Temuan ini diperoleh hasil kerja sama dengan Satgas Pangan, Kejaksaan, dan Badan Pangan Nasional (Bapanas), yang menyatakan bahwa potensi kerugian negara bisa mencapai angka fantastis: Rp101,35 triliun setiap tahunnya.

Dari data Kementerian Pertanian, potensi kerugian terbesar datang dari penyimpangan pada peredaran beras komersial, baik kategori premium maupun medium, yang ditaksir mencapai Rp99,35 triliun per tahun.

Modus yang digunakan pelaku adalah memanipulasi jenis dan mutu beras untuk mendapatkan keuntungan besar, dengan mengorbankan konsumen dan melanggar aturan tata niaga pangan nasional.
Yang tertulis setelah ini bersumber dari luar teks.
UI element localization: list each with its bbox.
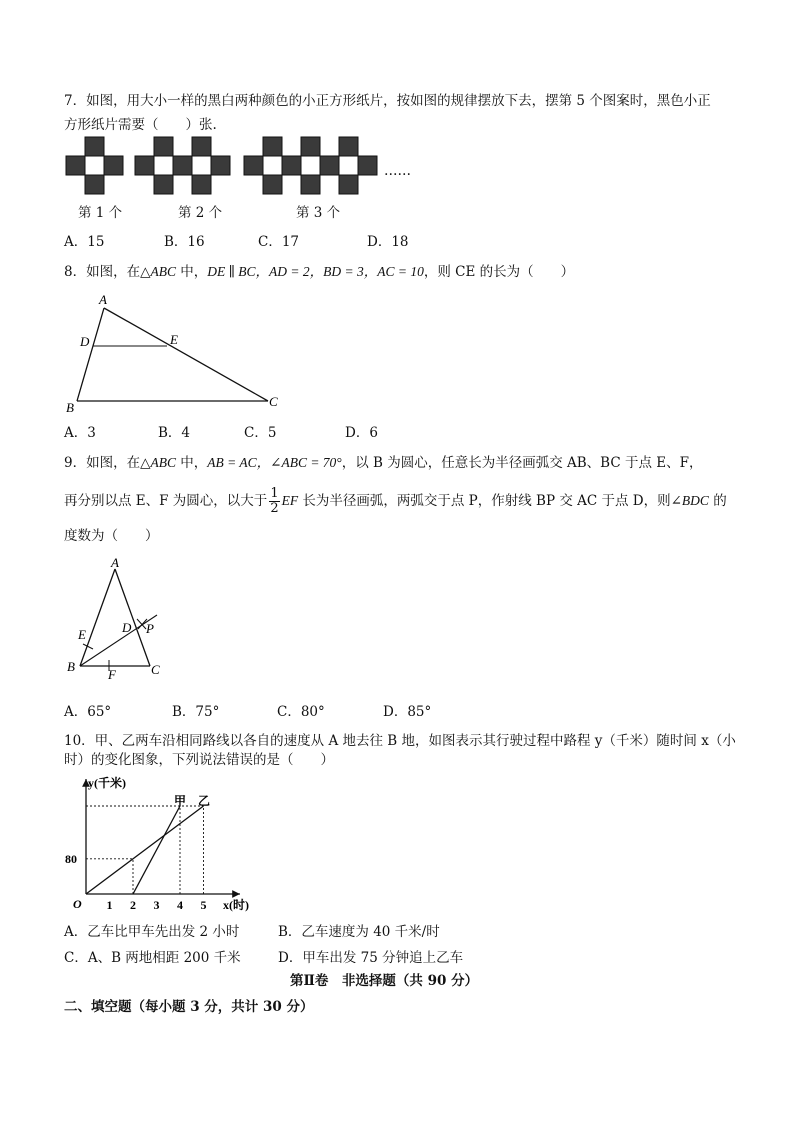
pattern-3-top-square — [263, 137, 282, 156]
q7-caption-2: 第 2 个 — [178, 205, 223, 221]
chart-x-tick-label: 1 — [106, 898, 113, 912]
q9-label-e: E — [78, 627, 86, 642]
q7-caption-3: 第 3 个 — [296, 205, 341, 221]
q8-option-d: D．6 — [345, 425, 378, 441]
pattern-3-bottom-square — [339, 175, 358, 194]
section-two-heading: 二、填空题（每小题 3 分，共计 30 分） — [64, 999, 314, 1015]
pattern-2-middle-square — [135, 156, 154, 175]
pattern-3-middle-square — [282, 156, 301, 175]
q7-ellipsis: …… — [384, 163, 411, 179]
q8-label-e: E — [170, 332, 178, 347]
q8-option-b: B．4 — [158, 425, 191, 441]
q10-stem-line2: 时）的变化图象，下列说法错误的是（ ） — [64, 752, 334, 768]
q9-stem-line2: 再分别以点 E、F 为圆心，以大于 $\frac{1}{2}$ EF 长为半径画弧，两弧交于点 P，作射线 BP 交 AC 于点 D，则∠BDC 的 — [64, 486, 727, 516]
pattern-3-middle-square — [320, 156, 339, 175]
q10-option-d: D．甲车出发 75 分钟追上乙车 — [278, 950, 464, 966]
q9-stem-line1: 9．如图，在△ABC 中，AB = AC，∠ABC = 70°，以 B 为圆心，任意长为半径画弧交 AB、BC 于点 E、F， — [64, 455, 703, 471]
pattern-1-middle-square — [104, 156, 123, 175]
chart-x-tick-label: 3 — [153, 898, 160, 912]
q9-option-c: C．80° — [277, 704, 325, 720]
pattern-2-middle-square — [173, 156, 192, 175]
q7-option-d: D．18 — [367, 234, 409, 250]
pattern-1-middle-square — [85, 156, 104, 175]
q8-label-c: C — [269, 394, 278, 409]
q8-triangle-figure — [60, 290, 300, 415]
q7-stem-line1: 7．如图，用大小一样的黑白两种颜色的小正方形纸片，按如图的规律摆放下去，摆第 5 个图案时，黑色小正 — [64, 93, 711, 109]
q7-caption-1: 第 1 个 — [78, 205, 123, 221]
pattern-2-middle-square — [211, 156, 230, 175]
pattern-3-bottom-square — [301, 175, 320, 194]
chart-x-tick-label: 5 — [200, 898, 207, 912]
q10-option-b: B．乙车速度为 40 千米/时 — [278, 924, 440, 940]
q7-patterns-figure — [60, 133, 420, 203]
q8-option-c: C．5 — [244, 425, 277, 441]
q7-option-b: B．16 — [164, 234, 205, 250]
chart-series-label-yi: 乙 — [198, 794, 211, 808]
q10-option-c: C．A、B 两地相距 200 千米 — [64, 950, 241, 966]
q9-option-d: D．85° — [383, 704, 432, 720]
chart-series-line-jia — [133, 806, 180, 894]
chart-x-tick-label: 4 — [177, 898, 183, 912]
q7-option-a: A．15 — [64, 234, 105, 250]
q9-option-b: B．75° — [172, 704, 220, 720]
q9-fraction: $\frac{1}{2}$ — [270, 486, 279, 516]
pattern-3-top-square — [301, 137, 320, 156]
pattern-3-middle-square — [358, 156, 377, 175]
pattern-2-bottom-square — [154, 175, 173, 194]
pattern-2-top-square — [154, 137, 173, 156]
pattern-1-top-square — [85, 137, 104, 156]
pattern-1-bottom-square — [85, 175, 104, 194]
q8-stem: 8．如图，在△ABC 中，DE ∥ BC，AD = 2，BD = 3，AC = 10，则 CE 的长为（ ） — [64, 264, 575, 280]
pattern-3-middle-square — [263, 156, 282, 175]
q8-option-a: A．3 — [64, 425, 96, 441]
pattern-2-bottom-square — [192, 175, 211, 194]
pattern-2-middle-square — [192, 156, 211, 175]
pattern-3-middle-square — [244, 156, 263, 175]
q10-option-a: A．乙车比甲车先出发 2 小时 — [64, 924, 240, 940]
chart-y-label: y(千米) — [88, 776, 126, 790]
q8-label-b: B — [66, 400, 74, 415]
q9-label-f: F — [108, 667, 116, 682]
q8-label-a: A — [99, 292, 107, 307]
q7-stem-line2: 方形纸片需要（ ）张. — [64, 117, 217, 133]
chart-y-tick-label: 80 — [65, 851, 77, 866]
chart-series-line-yi — [86, 806, 204, 894]
chart-x-label: x(时) — [223, 898, 249, 912]
q9-label-d: D — [122, 620, 132, 635]
q7-option-c: C．17 — [258, 234, 300, 250]
q9-stem-line3: 度数为（ ） — [64, 528, 159, 544]
q9-label-a: A — [111, 555, 119, 570]
chart-x-tick-label: 2 — [130, 898, 136, 912]
pattern-2-top-square — [192, 137, 211, 156]
q9-label-p: P — [146, 621, 154, 636]
pattern-1-middle-square — [66, 156, 85, 175]
pattern-3-top-square — [339, 137, 358, 156]
q10-stem-line1: 10．甲、乙两车沿相同路线以各自的速度从 A 地去往 B 地，如图表示其行驶过程中路程 y（千米）随时间 x（小 — [64, 733, 736, 749]
q9-triangle-figure — [60, 553, 190, 683]
q9-label-b: B — [67, 659, 75, 674]
pattern-3-bottom-square — [263, 175, 282, 194]
pattern-3-middle-square — [301, 156, 320, 175]
q9-label-c: C — [151, 662, 160, 677]
q10-distance-time-chart — [60, 773, 270, 915]
q8-label-d: D — [80, 334, 90, 349]
pattern-2-middle-square — [154, 156, 173, 175]
pattern-3-middle-square — [339, 156, 358, 175]
section-title: 第Ⅱ卷 非选择题（共 90 分） — [290, 973, 479, 989]
q9-option-a: A．65° — [64, 704, 112, 720]
chart-series-label-jia: 甲 — [174, 794, 187, 808]
chart-origin-label: O — [73, 897, 82, 911]
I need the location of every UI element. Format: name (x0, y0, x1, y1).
Tak hanya itu, penyalahgunaan beras subsidi SPHP juga menjadi sorotan. Beras yang semestinya dijual dengan harga terjangkau bagi masyarakat berpenghasilan rendah, justru dioplos dan dipasarkan sebagai beras premium.

Praktik ini diperkirakan menyebabkan kerugian negara hingga Rp2 triliun per tahun.

Pemerintah kini tengah menelusuri aktor-aktor yang terlibat untuk dilakukan penindakan hukum tegas.

“Kami minta ditindak tegas karena kerugian Rp99,35 triliun untuk konsumen dalam satu tahun. Bayangkan kalau terjadi 10 tahun. Itu hampir Rp1.000 triliun. Nah, ini kita harus selesaikan,” tegas Mentan, Senin (30/6/2025).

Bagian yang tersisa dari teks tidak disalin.